Oh questo è per il mio dolce Satana, colui il cui piccolo sentiero mi renderà triste, con i suoi poteri è Satana
Lui ti ucciderà con il suo 666 e in un capanno degli attrezzi ci farà soffrire, triste Satana.

Il testo ascoltato nel senso normale già alluderebbe al bifrontismo delle parole. Dice infatti: “Cause you know sometimes words have two meanings”.
La tesi è sempre stata respinta dai diretti interessati, che hanno anche ricevuto accuse riguardanti i simboli che si erano scelti: secondo gli accusatori sarebbero simboli di magia nera e quello di Page sarebbe la firma di un patto demoniaco. Anche sul significato dell’Eremita ci sono diverse congetture, dato che alcuni sostengono che possa simboleggiare il tentativo di dominare Satana.

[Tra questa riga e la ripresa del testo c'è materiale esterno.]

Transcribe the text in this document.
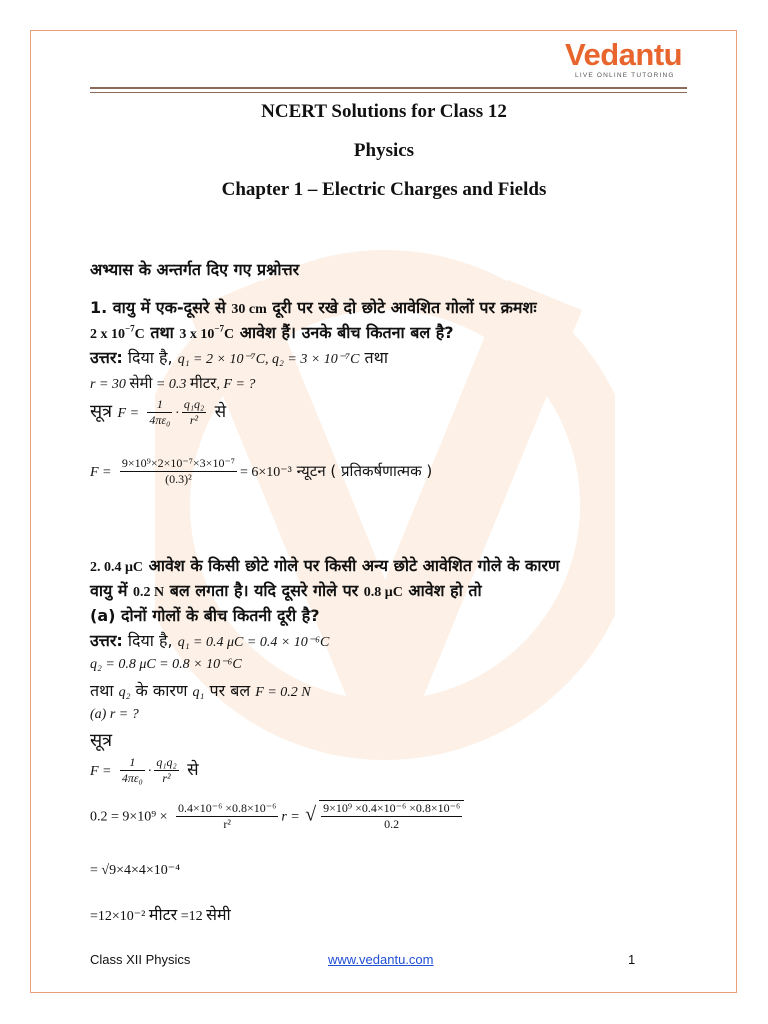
Vedantu
LIVE ONLINE TUTORING
NCERT Solutions for Class 12
Physics
Chapter 1 – Electric Charges and Fields
अभ्यास के अन्तर्गत दिए गए प्रश्नोत्तर
1. वायु में एक-दूसरे से 30 cm दूरी पर रखे दो छोटे आवेशित गोलों पर क्रमशः
2 x $10^{-7}C$ तथा 3 x $10^{-7}C$ आवेश हैं। उनके बीच कितना बल है?
उत्तर: दिया है, q₁ = 2 × 10⁻⁷C, q₂ = 3 × 10⁻⁷C तथा
r = 30 सेमी = 0.3 मीटर, F = ?
सूत्र $F = \frac{1}{\text{4πε₀}} \cdot \frac{\text{q₁q₂}}{\text{r²}}$ से
$F = \frac{\text{9×10⁹×2×10⁻⁷×3×10⁻⁷}}{\text{(0.3)²}} = 6\times 10^{-3}$ न्यूटन ( प्रतिकर्षणात्मक )
2. 0.4 μC आवेश के किसी छोटे गोले पर किसी अन्य छोटे आवेशित गोले के कारण
वायु में 0.2 N बल लगता है। यदि दूसरे गोले पर 0.8 μC आवेश हो तो
(a) दोनों गोलों के बीच कितनी दूरी है?
उत्तर: दिया है, q₁ = 0.4 μC = 0.4 × 10⁻⁶C
q₂ = 0.8 μC = 0.8 × 10⁻⁶C
तथा q₂ के कारण q₁ पर बल F = 0.2 N
(a) r = ?
सूत्र
$F = \frac{1}{\text{4πε₀}} \cdot \frac{\text{q₁q₂}}{\text{r²}}$ से
$0.2 = 9\times 10^9 \times \frac{\text{0.4×10⁻⁶ ×0.8×10⁻⁶}}{\text{r²}}$ r = √ $\frac{\text{9×10⁹ ×0.4×10⁻⁶ ×0.8×10⁻⁶}}{0.2}$
= √9×4×4×10⁻⁴
=12×10⁻² मीटर =12 सेमी
Class XII Physics	www.vedantu.com	1
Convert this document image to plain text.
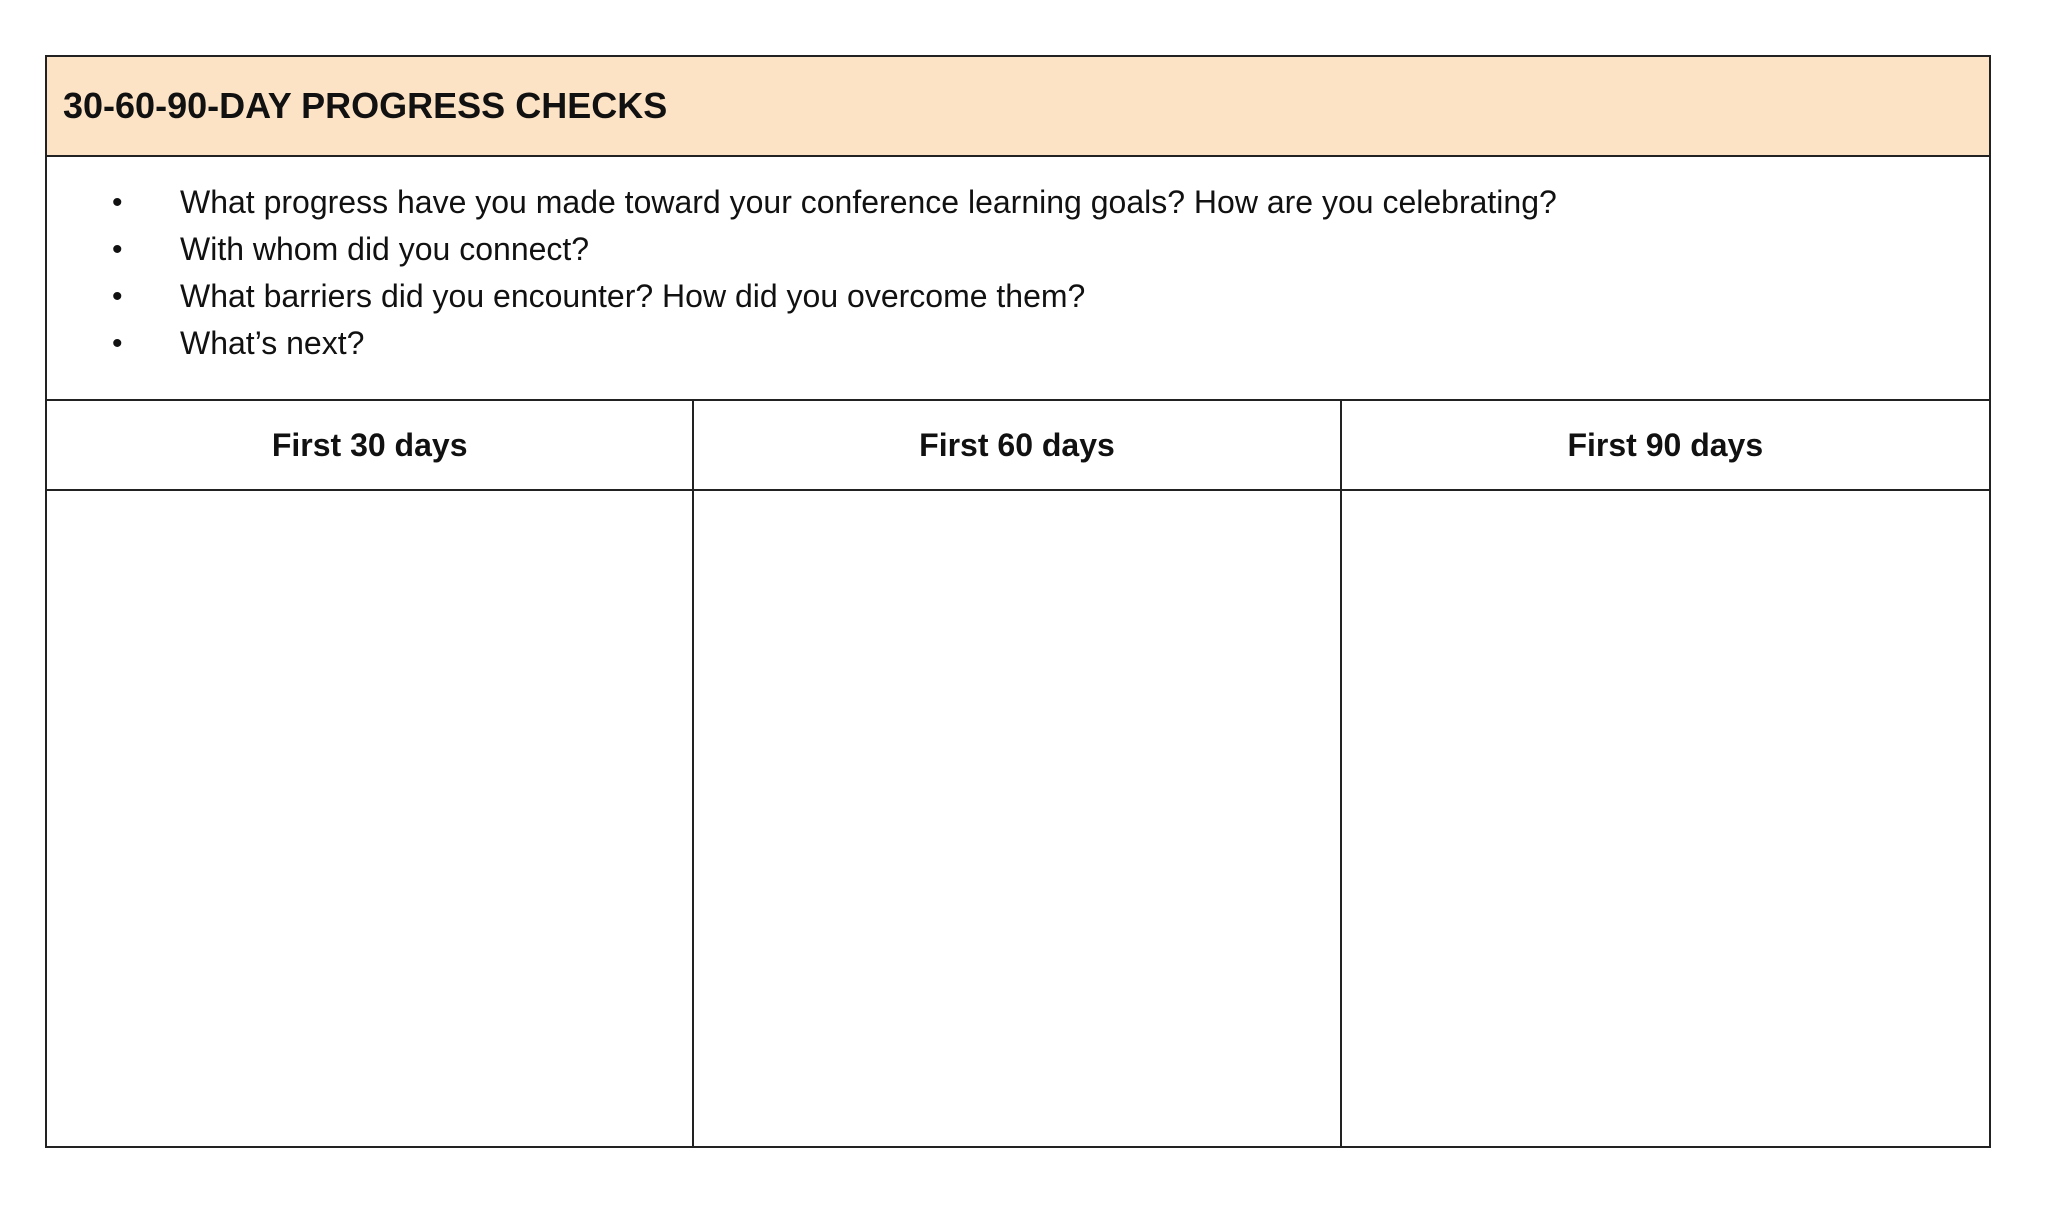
30-60-90-DAY PROGRESS CHECKS
• What progress have you made toward your conference learning goals? How are you celebrating?
• With whom did you connect?
• What barriers did you encounter? How did you overcome them?
• What’s next?
First 30 days	First 60 days	First 90 days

Un’altra voce riguardante il quarto lavoro dei Led Zeppelin afferma che tra i solchi dell’album vi sia la previsione della morte di John Bonham, che avverrà nove anni dopo.

Personalmente ho sempre ritenuto che queste voci siano sorrette dall’autosuggestione e dalla voglia di trovare un’accusa nei confronti di una delle band più famose del mondo. Che Page fosse appassionato di un certo tipo di argomenti è risaputo, ma le accuse sono esagerate. L’unica magia di cui il chitarrista era capace era quella che realizzava con la sei corde e gli artifici che era in grado di attuare in studio che ne giustificano il soprannome di “stregone”.